Speaking after a meeting with families of some of the British soldiers who had been killed, Mr Corbyn said the war was a "stain on our party and our country".
He said the decision to enter into Iraq was "long regarded as illegal" and had been launched on a "false pretext", after the long-awaited Chilcot report found that the invasion was not the "last resort" presented to MPs and the British public.
The inquiry revealed that Tony Blair had pledged to be with George W Bush "whatever" in a letter in 2002, and Mr Corbyn called for "stronger oversight" on future decisions to go to war.
A prominent figure in the opposition movement to the invasion, Mr Corbyn repeated his suggestions - first made in Parliament earlier this afternoon - that MPs had been lied to by Mr Blair's government.
Speaking in Church House in Westminster, he said MPs had been "misled" by a "small number of figures" who were committed to the conflict.
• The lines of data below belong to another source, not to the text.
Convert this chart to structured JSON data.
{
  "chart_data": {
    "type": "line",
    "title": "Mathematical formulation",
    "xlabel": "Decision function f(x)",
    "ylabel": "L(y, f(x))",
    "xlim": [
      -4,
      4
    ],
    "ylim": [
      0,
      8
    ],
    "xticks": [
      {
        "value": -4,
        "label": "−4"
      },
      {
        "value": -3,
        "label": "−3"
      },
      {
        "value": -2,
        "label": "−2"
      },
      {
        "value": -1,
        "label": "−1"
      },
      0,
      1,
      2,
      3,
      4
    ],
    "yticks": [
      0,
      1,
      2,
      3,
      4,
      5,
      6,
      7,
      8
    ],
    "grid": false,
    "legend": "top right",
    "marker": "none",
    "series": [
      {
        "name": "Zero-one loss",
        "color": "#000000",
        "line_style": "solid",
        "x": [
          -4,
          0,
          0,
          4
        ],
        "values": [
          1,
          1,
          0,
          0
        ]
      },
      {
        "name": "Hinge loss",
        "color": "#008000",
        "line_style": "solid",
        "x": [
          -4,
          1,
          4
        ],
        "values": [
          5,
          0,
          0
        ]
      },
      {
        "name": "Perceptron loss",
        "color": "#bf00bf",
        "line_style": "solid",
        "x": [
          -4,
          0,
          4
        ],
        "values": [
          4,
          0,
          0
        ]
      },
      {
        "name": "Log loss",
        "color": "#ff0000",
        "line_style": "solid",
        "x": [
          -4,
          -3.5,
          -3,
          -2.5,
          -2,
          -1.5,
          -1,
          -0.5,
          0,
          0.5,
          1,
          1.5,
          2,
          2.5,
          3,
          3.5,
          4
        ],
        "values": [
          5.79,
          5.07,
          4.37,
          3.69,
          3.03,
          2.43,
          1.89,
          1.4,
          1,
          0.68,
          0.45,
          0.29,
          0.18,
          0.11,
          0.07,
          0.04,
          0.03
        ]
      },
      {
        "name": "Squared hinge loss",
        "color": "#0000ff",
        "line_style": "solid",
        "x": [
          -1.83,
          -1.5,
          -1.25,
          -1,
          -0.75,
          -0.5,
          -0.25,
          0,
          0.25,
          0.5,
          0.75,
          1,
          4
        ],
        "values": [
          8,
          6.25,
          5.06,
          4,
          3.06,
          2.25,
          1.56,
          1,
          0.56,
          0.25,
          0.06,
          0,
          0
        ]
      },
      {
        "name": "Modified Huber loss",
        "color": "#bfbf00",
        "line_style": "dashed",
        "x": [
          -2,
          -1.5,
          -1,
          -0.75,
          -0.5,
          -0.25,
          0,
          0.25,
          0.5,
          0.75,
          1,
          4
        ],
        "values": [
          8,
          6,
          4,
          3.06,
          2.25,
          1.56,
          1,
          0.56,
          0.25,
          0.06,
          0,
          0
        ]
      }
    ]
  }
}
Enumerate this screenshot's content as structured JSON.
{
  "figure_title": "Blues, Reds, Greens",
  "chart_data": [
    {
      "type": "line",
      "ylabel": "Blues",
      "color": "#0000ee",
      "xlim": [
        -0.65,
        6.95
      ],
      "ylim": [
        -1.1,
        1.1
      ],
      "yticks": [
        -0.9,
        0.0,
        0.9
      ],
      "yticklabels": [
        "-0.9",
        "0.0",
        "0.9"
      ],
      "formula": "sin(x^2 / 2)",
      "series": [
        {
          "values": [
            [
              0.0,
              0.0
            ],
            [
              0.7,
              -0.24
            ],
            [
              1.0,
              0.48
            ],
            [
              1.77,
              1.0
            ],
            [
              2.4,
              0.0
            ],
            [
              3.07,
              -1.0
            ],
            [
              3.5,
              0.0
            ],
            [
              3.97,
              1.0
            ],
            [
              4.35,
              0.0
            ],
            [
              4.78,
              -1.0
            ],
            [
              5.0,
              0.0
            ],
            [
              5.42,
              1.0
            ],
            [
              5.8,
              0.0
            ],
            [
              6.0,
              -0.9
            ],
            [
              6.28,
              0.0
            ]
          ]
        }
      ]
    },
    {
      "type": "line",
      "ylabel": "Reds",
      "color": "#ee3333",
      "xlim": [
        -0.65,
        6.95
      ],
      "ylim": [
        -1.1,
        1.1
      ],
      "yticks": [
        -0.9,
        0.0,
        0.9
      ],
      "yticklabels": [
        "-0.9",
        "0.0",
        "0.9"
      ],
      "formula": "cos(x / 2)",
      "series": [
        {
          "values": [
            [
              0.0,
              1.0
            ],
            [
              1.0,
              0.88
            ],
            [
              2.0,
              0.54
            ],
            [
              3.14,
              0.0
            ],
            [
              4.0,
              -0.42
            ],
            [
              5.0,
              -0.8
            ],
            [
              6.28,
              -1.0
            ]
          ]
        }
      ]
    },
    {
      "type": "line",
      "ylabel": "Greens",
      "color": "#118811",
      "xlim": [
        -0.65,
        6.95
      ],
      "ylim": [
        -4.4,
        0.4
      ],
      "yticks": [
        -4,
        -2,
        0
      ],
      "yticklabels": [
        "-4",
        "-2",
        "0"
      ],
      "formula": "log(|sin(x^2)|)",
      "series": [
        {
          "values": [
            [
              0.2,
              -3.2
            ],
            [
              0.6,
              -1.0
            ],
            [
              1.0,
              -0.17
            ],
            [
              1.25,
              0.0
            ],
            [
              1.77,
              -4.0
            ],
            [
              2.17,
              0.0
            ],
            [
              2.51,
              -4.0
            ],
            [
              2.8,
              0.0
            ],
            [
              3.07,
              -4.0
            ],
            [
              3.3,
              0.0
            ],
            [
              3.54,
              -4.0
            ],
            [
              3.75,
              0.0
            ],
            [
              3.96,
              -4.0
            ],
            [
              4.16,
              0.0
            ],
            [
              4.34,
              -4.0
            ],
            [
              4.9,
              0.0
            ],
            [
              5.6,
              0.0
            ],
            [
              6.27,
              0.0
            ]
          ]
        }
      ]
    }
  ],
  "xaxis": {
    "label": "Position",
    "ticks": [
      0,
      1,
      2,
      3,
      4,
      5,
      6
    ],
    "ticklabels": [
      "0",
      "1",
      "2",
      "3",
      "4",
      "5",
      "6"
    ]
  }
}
He did not directly name the former prime minister, but said: "All those who took the decisions laid bare in the Chilcot report must face up to the consequences, whatever they may be."
Giving his reaction to the report, Mr Blair said the decision to launch military action was "the hardest, most momentous and agonising decision" he made during his time in Downing Street.
He insisted he stood by the UK's involvement, telling journalists: "I believe that I made the right decision and that the world is better and safer as a result of it."
The Iraq War continues to deeply divide Labour, with one MP tweeting "not in my name" after the leader's formal apology.
Mr Corbyn, who formed Stop the War coalition, was heckled by some of his own MPs during his Commons response to the report.
He had previously pledged to issue the apology if elected as Labour leader.
Sir John Chilcot's report, released seven years after it was set up, concluded that the legal basis for UK military action in Iraq was "far from satisfactory".
The inquiry also said the threat posed by Iraq's weapons of mass destruction was "presented with a certainty that was not justified" by Mr Blair's government.
Sir John's highly critical report said the invasion was based on "flawed intelligence" which had not been challenged but "should have been", while preparation for the period after Saddam Hussein's fall was "wholly inadequate".